Virtual Incision wants to simplify robotic surgery

Virtual Incision's MIRA is the first miniaturized robotic assisted surgery platform

Virtual Incision’s MIRA is the first miniaturized robotic assisted surgery platform

Lincoln, Nebraska’s Virtual Incision, a spinout from the University of Nebraska Medical Center, is on a mission to simplify robotic surgery by developing the first miniaturized robotic assisted surgery platform called MIRA. MIRA can operate as a standalone platform and was designed to be easily moved and set up, making surgical processes more convenient and efficient.

Virtual Incision was co-founded by its CTO, Shane Farritor PhD, MS, and Dmitry Oleynikov MD, who have been working together for a while to make little robots that go inside the body to perform surgery.

MIRA is currently in the final stages of its U.S. clinical trial and will be simulating surgical tasks on the International Space Station. Fast Future spoke to Farritor about the company and the tech behind it.

Were you developing this technology specifically for NASA?

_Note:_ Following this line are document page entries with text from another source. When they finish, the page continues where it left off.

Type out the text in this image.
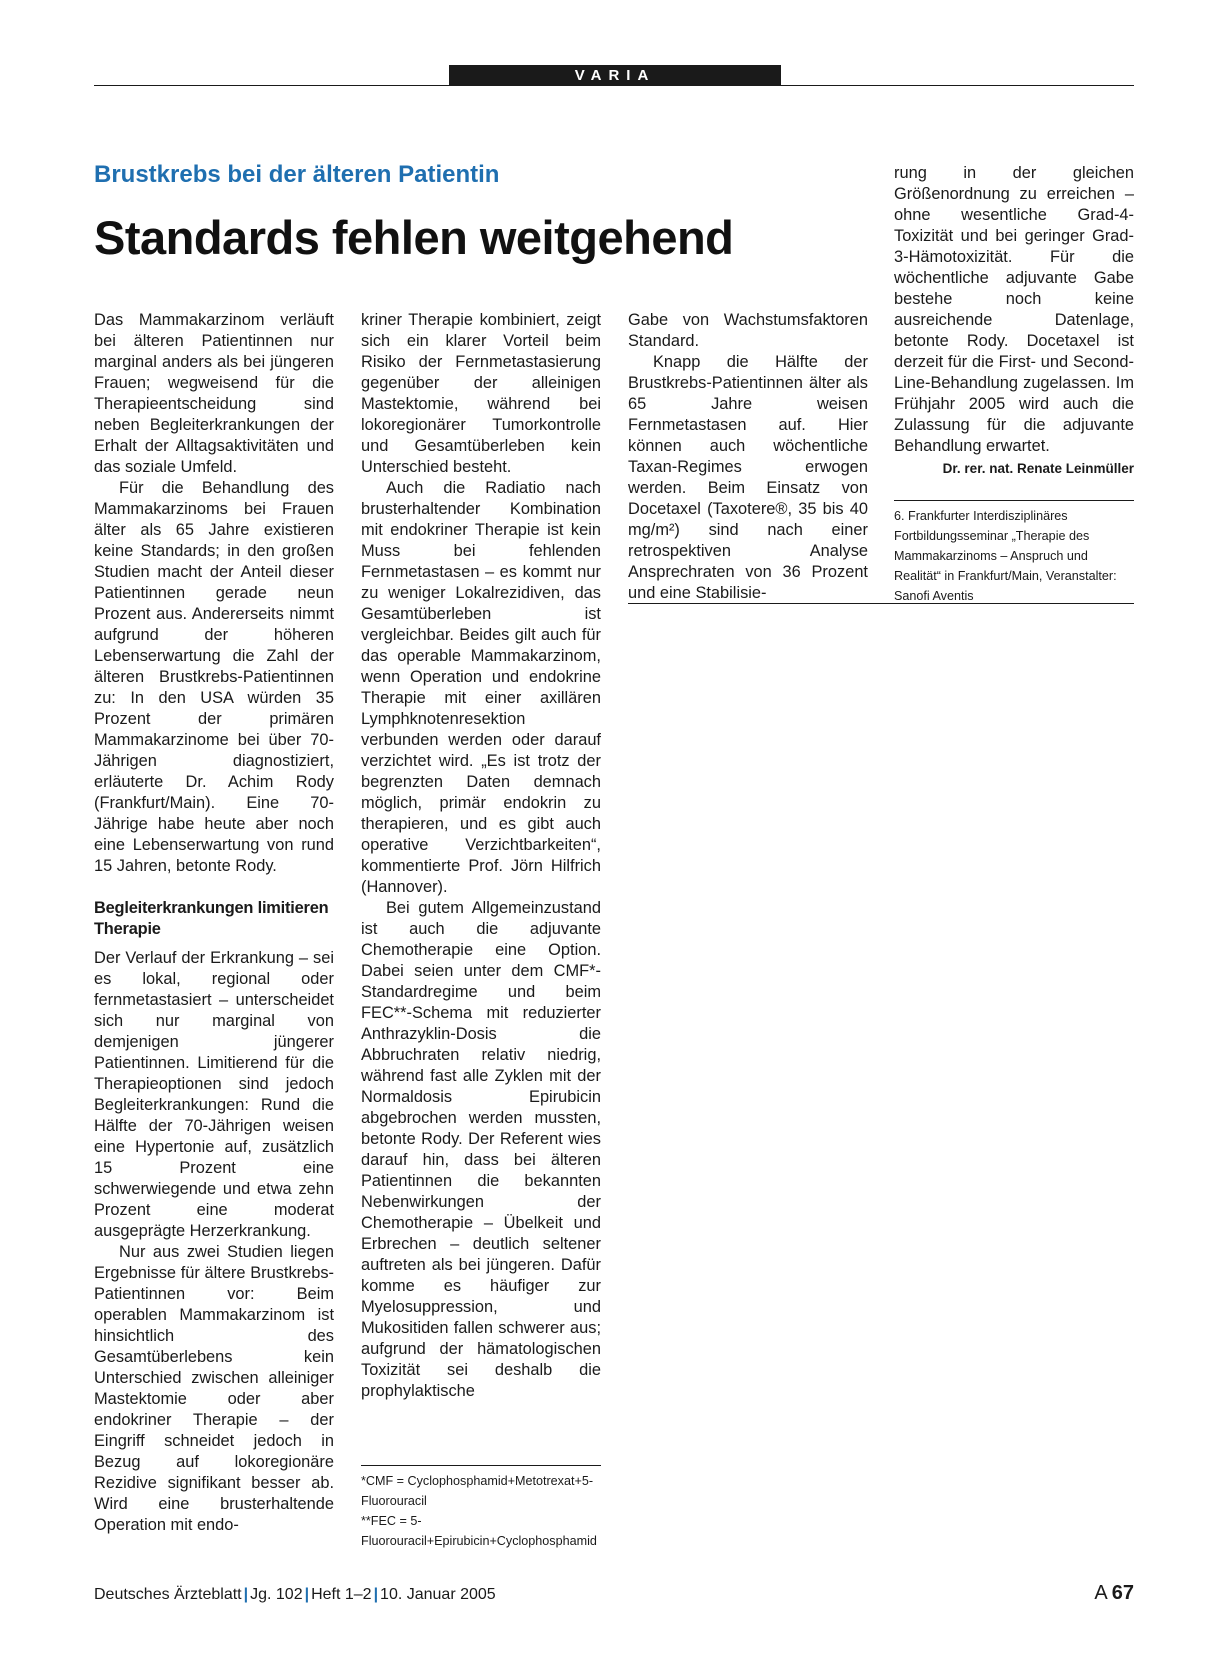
VARIA
Brustkrebs bei der älteren Patientin
Standards fehlen weitgehend

Das Mammakarzinom verläuft bei älteren Patientinnen nur marginal anders als bei jüngeren Frauen; wegweisend für die Therapieentscheidung sind neben Begleiterkrankungen der Erhalt der Alltagsaktivitäten und das soziale Umfeld.

Für die Behandlung des Mammakarzinoms bei Frauen älter als 65 Jahre existieren keine Standards; in den großen Studien macht der Anteil dieser Patientinnen gerade neun Prozent aus. Andererseits nimmt aufgrund der höheren Lebenserwartung die Zahl der älteren Brustkrebs-Patientinnen zu: In den USA würden 35 Prozent der primären Mammakarzinome bei über 70-Jährigen diagnostiziert, erläuterte Dr. Achim Rody (Frankfurt/Main). Eine 70-Jährige habe heute aber noch eine Lebenserwartung von rund 15 Jahren, betonte Rody.

Begleiterkrankungen limitieren Therapie

Der Verlauf der Erkrankung – sei es lokal, regional oder fernmetastasiert – unterscheidet sich nur marginal von demjenigen jüngerer Patientinnen. Limitierend für die Therapieoptionen sind jedoch Begleiterkrankungen: Rund die Hälfte der 70-Jährigen weisen eine Hypertonie auf, zusätzlich 15 Prozent eine schwerwiegende und etwa zehn Prozent eine moderat ausgeprägte Herzerkrankung.

Nur aus zwei Studien liegen Ergebnisse für ältere Brustkrebs-Patientinnen vor: Beim operablen Mammakarzinom ist hinsichtlich des Gesamtüberlebens kein Unterschied zwischen alleiniger Mastektomie oder aber endokriner Therapie – der Eingriff schneidet jedoch in Bezug auf lokoregionäre Rezidive signifikant besser ab. Wird eine brusterhaltende Operation mit endo-

kriner Therapie kombiniert, zeigt sich ein klarer Vorteil beim Risiko der Fernmetastasierung gegenüber der alleinigen Mastektomie, während bei lokoregionärer Tumorkontrolle und Gesamtüberleben kein Unterschied besteht.

Auch die Radiatio nach brusterhaltender Kombination mit endokriner Therapie ist kein Muss bei fehlenden Fernmetastasen – es kommt nur zu weniger Lokalrezidiven, das Gesamtüberleben ist vergleichbar. Beides gilt auch für das operable Mammakarzinom, wenn Operation und endokrine Therapie mit einer axillären Lymphknotenresektion verbunden werden oder darauf verzichtet wird. „Es ist trotz der begrenzten Daten demnach möglich, primär endokrin zu therapieren, und es gibt auch operative Verzichtbarkeiten“, kommentierte Prof. Jörn Hilfrich (Hannover).

Bei gutem Allgemeinzustand ist auch die adjuvante Chemotherapie eine Option. Dabei seien unter dem CMF*-Standardregime und beim FEC**-Schema mit reduzierter Anthrazyklin-Dosis die Abbruchraten relativ niedrig, während fast alle Zyklen mit der Normaldosis Epirubicin abgebrochen werden mussten, betonte Rody. Der Referent wies darauf hin, dass bei älteren Patientinnen die bekannten Nebenwirkungen der Chemotherapie – Übelkeit und Erbrechen – deutlich seltener auftreten als bei jüngeren. Dafür komme es häufiger zur Myelosuppression, und Mukositiden fallen schwerer aus; aufgrund der hämatologischen Toxizität sei deshalb die prophylaktische

Gabe von Wachstumsfaktoren Standard.

Knapp die Hälfte der Brustkrebs-Patientinnen älter als 65 Jahre weisen Fernmetastasen auf. Hier können auch wöchentliche Taxan-Regimes erwogen werden. Beim Einsatz von Docetaxel (Taxotere®, 35 bis 40 mg/m²) sind nach einer retrospektiven Analyse Ansprechraten von 36 Prozent und eine Stabilisie-

rung in der gleichen Größenordnung zu erreichen – ohne wesentliche Grad-4-Toxizität und bei geringer Grad-3-Hämotoxizität. Für die wöchentliche adjuvante Gabe bestehe noch keine ausreichende Datenlage, betonte Rody. Docetaxel ist derzeit für die First- und Second-Line-Behandlung zugelassen. Im Frühjahr 2005 wird auch die Zulassung für die adjuvante Behandlung erwartet.

Dr. rer. nat. Renate Leinmüller

6. Frankfurter Interdisziplinäres Fortbildungsseminar „Therapie des Mammakarzinoms – Anspruch und Realität“ in Frankfurt/Main, Veranstalter: Sanofi Aventis

*CMF = Cyclophosphamid+Metotrexat+5-Fluorouracil

**FEC = 5-Fluorouracil+Epirubicin+Cyclophosphamid

Deutsches Ärzteblatt | Jg. 102 | Heft 1–2 | 10. Januar 2005	A  67
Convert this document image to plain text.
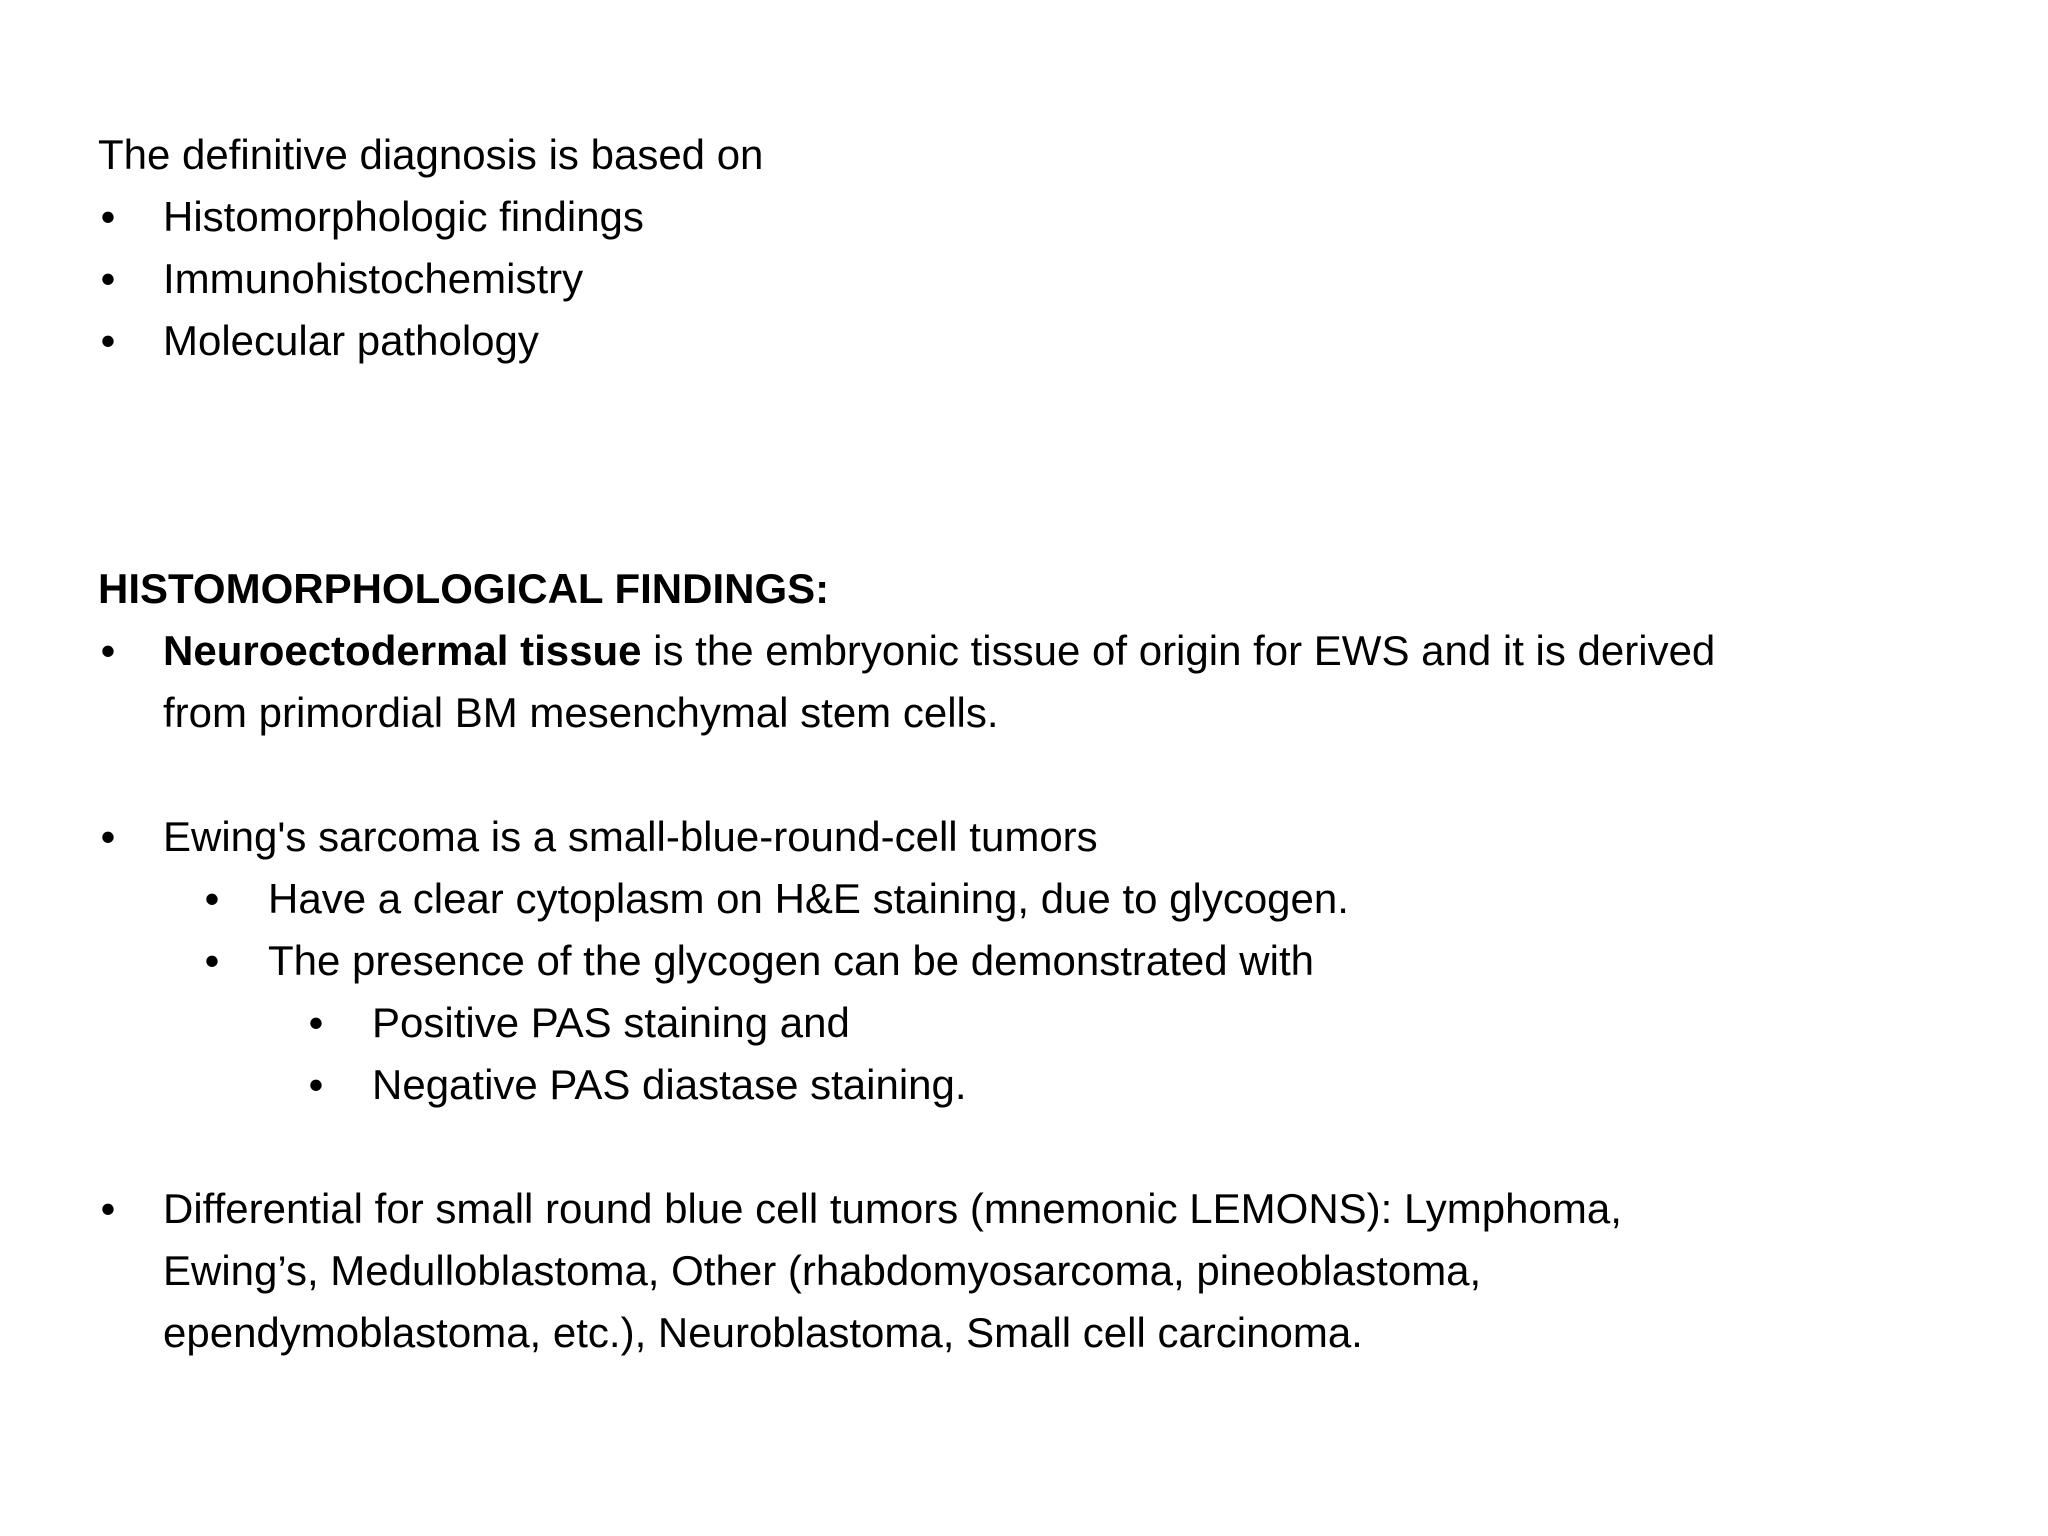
The definitive diagnosis is based on

• Histomorphologic findings
• Immunohistochemistry
• Molecular pathology

HISTOMORPHOLOGICAL FINDINGS:

• Neuroectodermal tissue is the embryonic tissue of origin for EWS and it is derived
from primordial BM mesenchymal stem cells.
• Ewing's sarcoma is a small-blue-round-cell tumors
• Have a clear cytoplasm on H&E staining, due to glycogen.
• The presence of the glycogen can be demonstrated with
• Positive PAS staining and
• Negative PAS diastase staining.
• Differential for small round blue cell tumors (mnemonic LEMONS): Lymphoma,
Ewing’s, Medulloblastoma, Other (rhabdomyosarcoma, pineoblastoma,
ependymoblastoma, etc.), Neuroblastoma, Small cell carcinoma.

Farritor: It’s a little bit of everything. My background is in Mars rovers. My Master’s and PhD were written about path planning for autonomous navigation on another planet. I’ve worked at three different NASA centers since 1989, so I was always kind of a space guy. When we started making these small robots that go inside the body, both the U.S. Army and NASA got interested and have sponsored us in various ways over the years. Both of those institutions are interested in doing surgery in “wacky” places. The Army, of course, wants to work in forbidden environments and provide care for injuries as close to the battlefield as you can get. And NASA looks to go further and longer in space.

What surgical area is MIRA concentrating on?

Farritor: We do abdominal procedures. So it’s really kind of general surgery. And actually, our first indication in our clinical trial is colon resection. If people get colon cancer or diverticular disease and they need a portion of their colon removed, that’s the procedure we assist with.

Is MIRA surgeon-controlled?

Farritor: it’s always controlled by a surgeon. It doesn’t really do anything by itself. The surgeon uses a fancy game controller interface kind of thing, where they actually control the motions of the robot. That’s the mode we hope to implement on the space station–have the robot on the space station and then have a surgeon on the ground control it.

How did you and Dr. Oleynikov join forces?

Farritor: I’d gone off to MIT to do my Masters and PhD. I came back to the University of Nebraska because it’s home, and I started my own program doing robotics research. (The University of Nebraska Medical Center was a very early adopter of robotic surgery technology.)

They hired my co founder, Dmitry, because he had done a fellowship that included robotic surgery. He’s a very early adopter of that technology. He and I got together quickly and said, these other approaches to robotic surgery have some limitations. We should make little robots that go inside of the body rather than big robots on the outside. We got there really quickly. And we started to see good things.

What resources did the city of Lincoln offer you in your company’s journey?

Farritor: The University of Nebraska has been a terrific partner. They’ve supported us in a lot of ways, from licensing the technology to just supporting us where they can. They helped us with things like flexibility and appointments and all that. Our offices right now are positioned in the Nebraska Innovation Campus that is being developed by the University to help with technology transfer. We’ve benefited from a lot of resources on Nebraska Innovation Campus.

What does the future hold for Virtual Incision?

Farritor: We’re very focused on successful completion of our clinical trial and providing a good application for approval to the FDA. So it’s a little hard to talk beyond those sort of short-term, significant milestones. But the long-term vision is to do many, many procedures across the U.S.